JSON permette l'interscambio di dati attraverso uno stream (o "flusso di input/output"), esso potrà essere sottoposto a parsing, e quindi letto, attraverso un inteprete ("engine") JavaScript grazie alla semplice chiamata ad un'apposita funzione JS denominata eval().
Nel corso di questa guida vedremo come sia possibile sfruttare tale funzione all'interno di script basati su Javascript e PHP, ma è necessario prima fare qualche riferimento ai requisiti minimi per lo sviluppo, JSON richiede infatti:

  • PHP almeno in versione 5.2 o superiore;
  • un browser in grado di fornire un supporto nativo per il formato, quindi, per esempio, non potrete utilizzare una versione di Internet Explorer precedente alla 8.

Sempre riguardo ai browser, è necessario sottolineare che non tutti i programmi di navigazione supportano l'interscambio di dati con JSON, e in particolare il suo modo di manipolare l'elemento XMLHttpRequest, nello stesso modo. Molto, infatti, dipende dalla "qualità" del motore JavaScript integrato; potreste, quindi, notare alcune piccole differenze nel comportamento delle vostre applicazioni nel caso utilizziate Firefox piuttosto che Opera. etc. In linea di massima possiamo dire che più recente è la versione installata nel sistema, migliore sarà il supporto per JSON.

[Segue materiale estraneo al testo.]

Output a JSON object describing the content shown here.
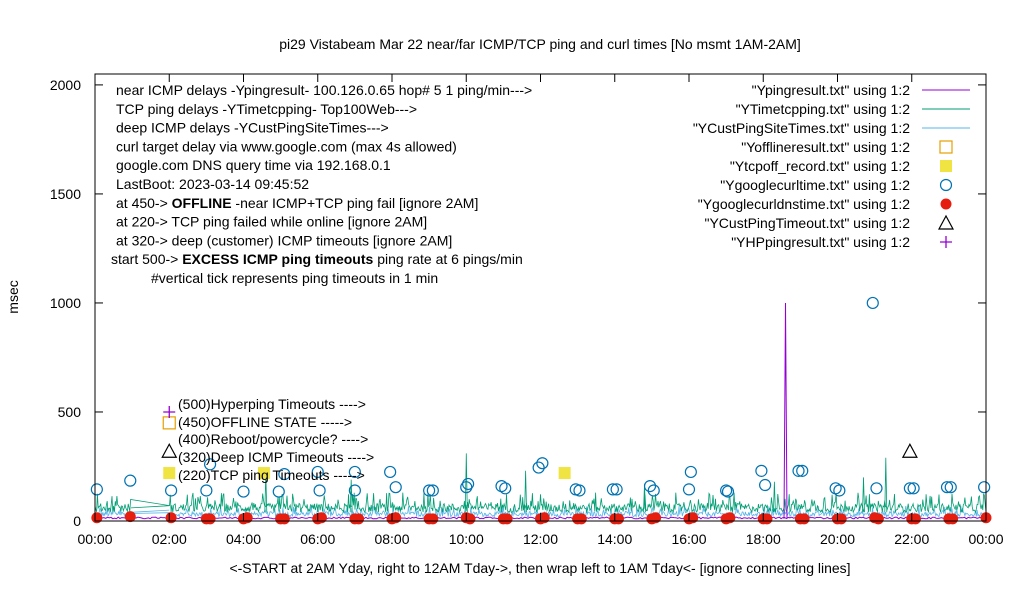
{
  "chart_data": {
    "type": "line",
    "title": "pi29 Vistabeam Mar 22  near/far ICMP/TCP ping and curl times [No msmt 1AM-2AM]",
    "xlabel": "<-START at 2AM Yday, right to 12AM Tday->, then wrap left to 1AM Tday<- [ignore connecting lines]",
    "ylabel": "msec",
    "x_range_hours": [
      0,
      24
    ],
    "ylim": [
      0,
      2050
    ],
    "x_ticks": [
      "00:00",
      "02:00",
      "04:00",
      "06:00",
      "08:00",
      "10:00",
      "12:00",
      "14:00",
      "16:00",
      "18:00",
      "20:00",
      "22:00",
      "00:00"
    ],
    "y_ticks": [
      0,
      500,
      1000,
      1500,
      2000
    ],
    "grid": false,
    "legend_position": "top-right",
    "info_lines": [
      {
        "text": "near ICMP delays -Ypingresult- 100.126.0.65 hop# 5 1 ping/min--->"
      },
      {
        "text": "TCP ping delays -YTimetcpping- Top100Web--->"
      },
      {
        "text": "deep ICMP delays -YCustPingSiteTimes--->"
      },
      {
        "text": "curl target delay via www.google.com (max 4s allowed)"
      },
      {
        "text": "google.com DNS query time via 192.168.0.1"
      },
      {
        "text": "LastBoot: 2023-03-14 09:45:52"
      },
      {
        "pre": "at 450-> ",
        "bold": "OFFLINE",
        "post": " -near ICMP+TCP ping fail [ignore 2AM]"
      },
      {
        "text": "at 220-> TCP ping failed while online [ignore 2AM]"
      },
      {
        "text": "at 320-> deep (customer) ICMP timeouts [ignore 2AM]"
      },
      {
        "pre": "start 500-> ",
        "bold": "EXCESS ICMP ping timeouts",
        "post": "  ping rate at 6 pings/min"
      },
      {
        "text": "#vertical tick represents ping timeouts in 1 min"
      }
    ],
    "marker_labels": [
      {
        "y": 500,
        "text": "(500)Hyperping Timeouts ---->"
      },
      {
        "y": 450,
        "text": "(450)OFFLINE STATE ----->"
      },
      {
        "y": 400,
        "text": "(400)Reboot/powercycle? ---->"
      },
      {
        "y": 320,
        "text": "(320)Deep ICMP Timeouts ---->"
      },
      {
        "y": 220,
        "text": "(220)TCP ping Timeouts ----->"
      }
    ],
    "series": [
      {
        "name": "\"Ypingresult.txt\" using 1:2",
        "style": "line",
        "color": "#9400d3",
        "baseline_ms": 10,
        "spikes": [
          {
            "x": 18.6,
            "y": 1000
          }
        ]
      },
      {
        "name": "\"YTimetcpping.txt\" using 1:2",
        "style": "line",
        "color": "#009e73",
        "baseline_ms": 40,
        "typical_peak_ms": 130,
        "spikes": [
          {
            "x": 4.6,
            "y": 220
          },
          {
            "x": 6.9,
            "y": 190
          },
          {
            "x": 10.0,
            "y": 310
          },
          {
            "x": 11.6,
            "y": 230
          },
          {
            "x": 14.8,
            "y": 170
          },
          {
            "x": 18.3,
            "y": 180
          },
          {
            "x": 20.7,
            "y": 200
          },
          {
            "x": 21.3,
            "y": 290
          }
        ]
      },
      {
        "name": "\"YCustPingSiteTimes.txt\" using 1:2",
        "style": "line",
        "color": "#56b4e9",
        "baseline_ms": 20,
        "typical_peak_ms": 70
      },
      {
        "name": "\"Yofflineresult.txt\" using 1:2",
        "style": "open-square",
        "color": "#e69f00",
        "points": [
          {
            "x": 2.0,
            "y": 450
          }
        ]
      },
      {
        "name": "\"Ytcpoff_record.txt\" using 1:2",
        "style": "filled-square",
        "color": "#f0e442",
        "points": [
          {
            "x": 2.0,
            "y": 220
          },
          {
            "x": 4.55,
            "y": 220
          },
          {
            "x": 12.65,
            "y": 220
          }
        ]
      },
      {
        "name": "\"Ygooglecurltime.txt\" using 1:2",
        "style": "open-circle",
        "color": "#0072b2",
        "points": [
          {
            "x": 0.05,
            "y": 145
          },
          {
            "x": 0.95,
            "y": 185
          },
          {
            "x": 2.05,
            "y": 140
          },
          {
            "x": 3.0,
            "y": 140
          },
          {
            "x": 3.1,
            "y": 260
          },
          {
            "x": 4.0,
            "y": 135
          },
          {
            "x": 4.95,
            "y": 135
          },
          {
            "x": 5.1,
            "y": 215
          },
          {
            "x": 6.05,
            "y": 140
          },
          {
            "x": 6.0,
            "y": 225
          },
          {
            "x": 7.0,
            "y": 140
          },
          {
            "x": 7.0,
            "y": 225
          },
          {
            "x": 7.95,
            "y": 225
          },
          {
            "x": 8.1,
            "y": 155
          },
          {
            "x": 9.0,
            "y": 140
          },
          {
            "x": 9.1,
            "y": 140
          },
          {
            "x": 10.0,
            "y": 155
          },
          {
            "x": 10.05,
            "y": 170
          },
          {
            "x": 10.95,
            "y": 160
          },
          {
            "x": 11.05,
            "y": 150
          },
          {
            "x": 11.95,
            "y": 245
          },
          {
            "x": 12.05,
            "y": 265
          },
          {
            "x": 12.95,
            "y": 145
          },
          {
            "x": 13.05,
            "y": 140
          },
          {
            "x": 13.95,
            "y": 145
          },
          {
            "x": 14.05,
            "y": 145
          },
          {
            "x": 14.95,
            "y": 160
          },
          {
            "x": 15.05,
            "y": 140
          },
          {
            "x": 16.0,
            "y": 145
          },
          {
            "x": 16.05,
            "y": 225
          },
          {
            "x": 17.0,
            "y": 140
          },
          {
            "x": 17.05,
            "y": 135
          },
          {
            "x": 17.95,
            "y": 230
          },
          {
            "x": 18.05,
            "y": 165
          },
          {
            "x": 18.95,
            "y": 230
          },
          {
            "x": 19.05,
            "y": 230
          },
          {
            "x": 19.95,
            "y": 150
          },
          {
            "x": 20.05,
            "y": 140
          },
          {
            "x": 20.95,
            "y": 1000
          },
          {
            "x": 21.05,
            "y": 150
          },
          {
            "x": 21.95,
            "y": 150
          },
          {
            "x": 22.05,
            "y": 150
          },
          {
            "x": 22.95,
            "y": 155
          },
          {
            "x": 23.05,
            "y": 155
          },
          {
            "x": 23.95,
            "y": 155
          }
        ]
      },
      {
        "name": "\"Ygooglecurldnstime.txt\" using 1:2",
        "style": "filled-circle",
        "color": "#e51e10",
        "points": [
          {
            "x": 0.05,
            "y": 15
          },
          {
            "x": 0.95,
            "y": 20
          },
          {
            "x": 2.05,
            "y": 15
          },
          {
            "x": 3.0,
            "y": 10
          },
          {
            "x": 3.1,
            "y": 10
          },
          {
            "x": 4.0,
            "y": 10
          },
          {
            "x": 4.1,
            "y": 15
          },
          {
            "x": 5.0,
            "y": 10
          },
          {
            "x": 5.1,
            "y": 10
          },
          {
            "x": 6.0,
            "y": 10
          },
          {
            "x": 6.1,
            "y": 15
          },
          {
            "x": 7.0,
            "y": 10
          },
          {
            "x": 7.1,
            "y": 10
          },
          {
            "x": 8.0,
            "y": 10
          },
          {
            "x": 8.1,
            "y": 15
          },
          {
            "x": 9.0,
            "y": 10
          },
          {
            "x": 9.1,
            "y": 10
          },
          {
            "x": 10.0,
            "y": 15
          },
          {
            "x": 10.1,
            "y": 10
          },
          {
            "x": 11.0,
            "y": 10
          },
          {
            "x": 11.1,
            "y": 10
          },
          {
            "x": 12.0,
            "y": 10
          },
          {
            "x": 12.1,
            "y": 15
          },
          {
            "x": 13.0,
            "y": 10
          },
          {
            "x": 13.1,
            "y": 10
          },
          {
            "x": 14.0,
            "y": 10
          },
          {
            "x": 14.1,
            "y": 10
          },
          {
            "x": 15.0,
            "y": 10
          },
          {
            "x": 15.1,
            "y": 15
          },
          {
            "x": 16.0,
            "y": 10
          },
          {
            "x": 16.1,
            "y": 15
          },
          {
            "x": 17.0,
            "y": 10
          },
          {
            "x": 17.1,
            "y": 15
          },
          {
            "x": 18.0,
            "y": 10
          },
          {
            "x": 18.1,
            "y": 10
          },
          {
            "x": 19.0,
            "y": 10
          },
          {
            "x": 19.1,
            "y": 10
          },
          {
            "x": 20.0,
            "y": 10
          },
          {
            "x": 20.1,
            "y": 10
          },
          {
            "x": 21.0,
            "y": 15
          },
          {
            "x": 21.1,
            "y": 10
          },
          {
            "x": 22.0,
            "y": 10
          },
          {
            "x": 22.1,
            "y": 10
          },
          {
            "x": 23.0,
            "y": 10
          },
          {
            "x": 23.1,
            "y": 10
          },
          {
            "x": 24.0,
            "y": 15
          }
        ]
      },
      {
        "name": "\"YCustPingTimeout.txt\" using 1:2",
        "style": "open-triangle",
        "color": "#000000",
        "points": [
          {
            "x": 2.0,
            "y": 320
          },
          {
            "x": 21.95,
            "y": 320
          }
        ]
      },
      {
        "name": "\"YHPpingresult.txt\" using 1:2",
        "style": "plus",
        "color": "#9400d3",
        "points": [
          {
            "x": 2.0,
            "y": 500
          }
        ]
      }
    ]
  }
}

Perché utilizzare PHP in associazione al formato d'interscambio JSON? Per rispondere a questa domanda non c'è niente di meglio che passare immediatamente a degli esempi pratici, si tenga comunque conto del fatto che uno dei vantaggi innegabili sta nel fatto che PHP integra nativamente delle funzioni per la codifica e la decodifica dello stream JSON: esse sono json_ encode() e json_ decode(). A questo proposito, si analizzi il seguente esempio:

<?php
// array per la codifica
$vettore = array("albero", "ramo", "mela");
// codifica JSON
$stringa = json_encode($vettore);
// stampa del risultato
echo $stringa;
?>

Si osservi ora il funzionamento dello script mostrato in precedenza: la funzione json_ encode() svolge il compito di restituire, partendo da una semplice array, una stringa contenente la rappresentazione JSON di un valore, in questo caso il Web server chiamato a gestire l'interscambio tra client e server che ospita l'applicazione, invierà una richiesta di stampa a video dell'operazione di codifica dei dati operata tramite json_encode() (nel nostro caso ["albero","ramo","mela"]), a sua volta l'interprete del client effettuerà una decondifica per restituirli nuovamente sotto forma di vettore, per cui i valori rappresentati nella stringa saranno gli stessi che compongono l'array.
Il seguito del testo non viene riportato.